If you transfer after-tax contributions from a traditional IRA to a Roth IRA, you might expect that your transfer would be tax-free — and if that is your only IRA, you’d be correct. However, the IRS doesn’t allow you to “cherry pick” which of your traditional IRA contributions convert to a Roth. Rather, it considers all of your IRA balances to be one large account, no matter how spread out they are. Thus, if you have $10,000 in a nondeductible IRA and $90,000 in a pre-tax IRA, 90 percent of whatever money you transfer to your Roth IRA will still be taxable, regardless of which account you draw from.

Benefit of a Backdoor Roth IRA

The reason some investors want their money in a Roth IRA rather than a traditional IRA is for the tax benefit in retirement. Whereas both pre-tax contributions — and all earnings — in a traditional IRA are taxable upon distribution, neither contributions nor earnings are taxable when you withdraw them from a Roth IRA. Although you’ll pay a 10 percent penalty if you take your money out before age 59.5 — just as you would with a traditional IRA — your money always grows tax-free in a Roth. Another benefit is that there are never any mandatory distributions from a Roth IRA; with a traditional IRA, mandatory distributions begin after you turn age 70.5.

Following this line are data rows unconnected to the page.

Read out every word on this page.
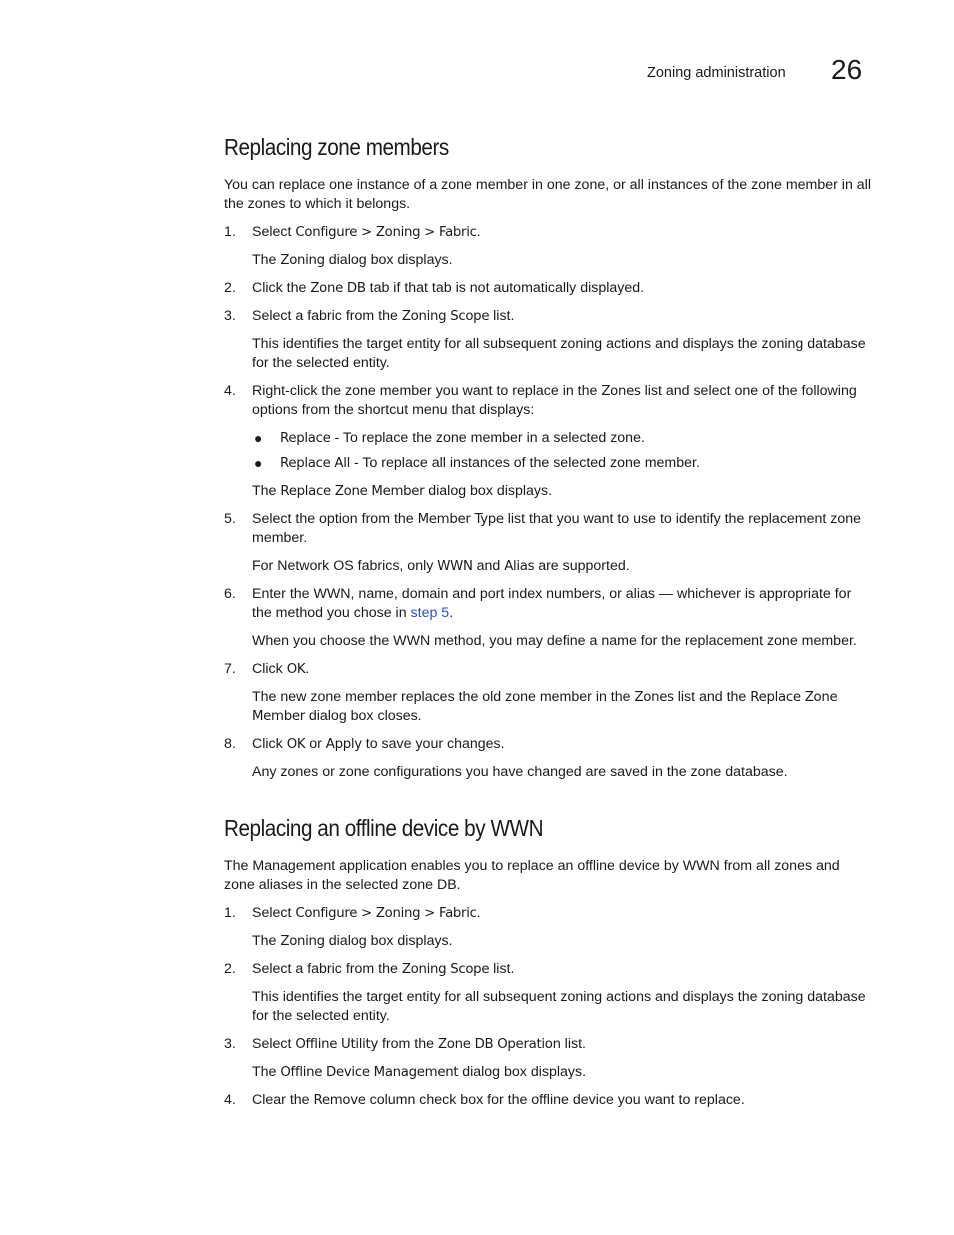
Zoning administration 26
Replacing zone members

You can replace one instance of a zone member in one zone, or all instances of the zone member in all the zones to which it belongs.

1. Select Configure > Zoning > Fabric.
The Zoning dialog box displays.
2. Click the Zone DB tab if that tab is not automatically displayed.
3. Select a fabric from the Zoning Scope list.
This identifies the target entity for all subsequent zoning actions and displays the zoning database for the selected entity.
4. Right-click the zone member you want to replace in the Zones list and select one of the following options from the shortcut menu that displays:
● Replace - To replace the zone member in a selected zone.
● Replace All - To replace all instances of the selected zone member.
The Replace Zone Member dialog box displays.
5. Select the option from the Member Type list that you want to use to identify the replacement zone member.
For Network OS fabrics, only WWN and Alias are supported.
6. Enter the WWN, name, domain and port index numbers, or alias — whichever is appropriate for the method you chose in step 5.
When you choose the WWN method, you may define a name for the replacement zone member.
7. Click OK.
The new zone member replaces the old zone member in the Zones list and the Replace Zone Member dialog box closes.
8. Click OK or Apply to save your changes.
Any zones or zone configurations you have changed are saved in the zone database.
Replacing an offline device by WWN

The Management application enables you to replace an offline device by WWN from all zones and zone aliases in the selected zone DB.

1. Select Configure > Zoning > Fabric.
The Zoning dialog box displays.
2. Select a fabric from the Zoning Scope list.
This identifies the target entity for all subsequent zoning actions and displays the zoning database for the selected entity.
3. Select Offline Utility from the Zone DB Operation list.
The Offline Device Management dialog box displays.
4. Clear the Remove column check box for the offline device you want to replace.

See Which Retirement Plan Is Best for You: Roth vs. Traditional IRA

Time Might Be Ticking

The backdoor Roth IRA has been available since 2010. Since then, the IRS has not offered any official statements about the strategy. Some advisors are of the opinion that the process falls under what is known as the step-transaction rule, and that the IRS at some point will impose penalties on the method. If you’re considering a backdoor Roth IRA, talk with a financial advisor or an accountant about whether or not the technique could be appropriate for you.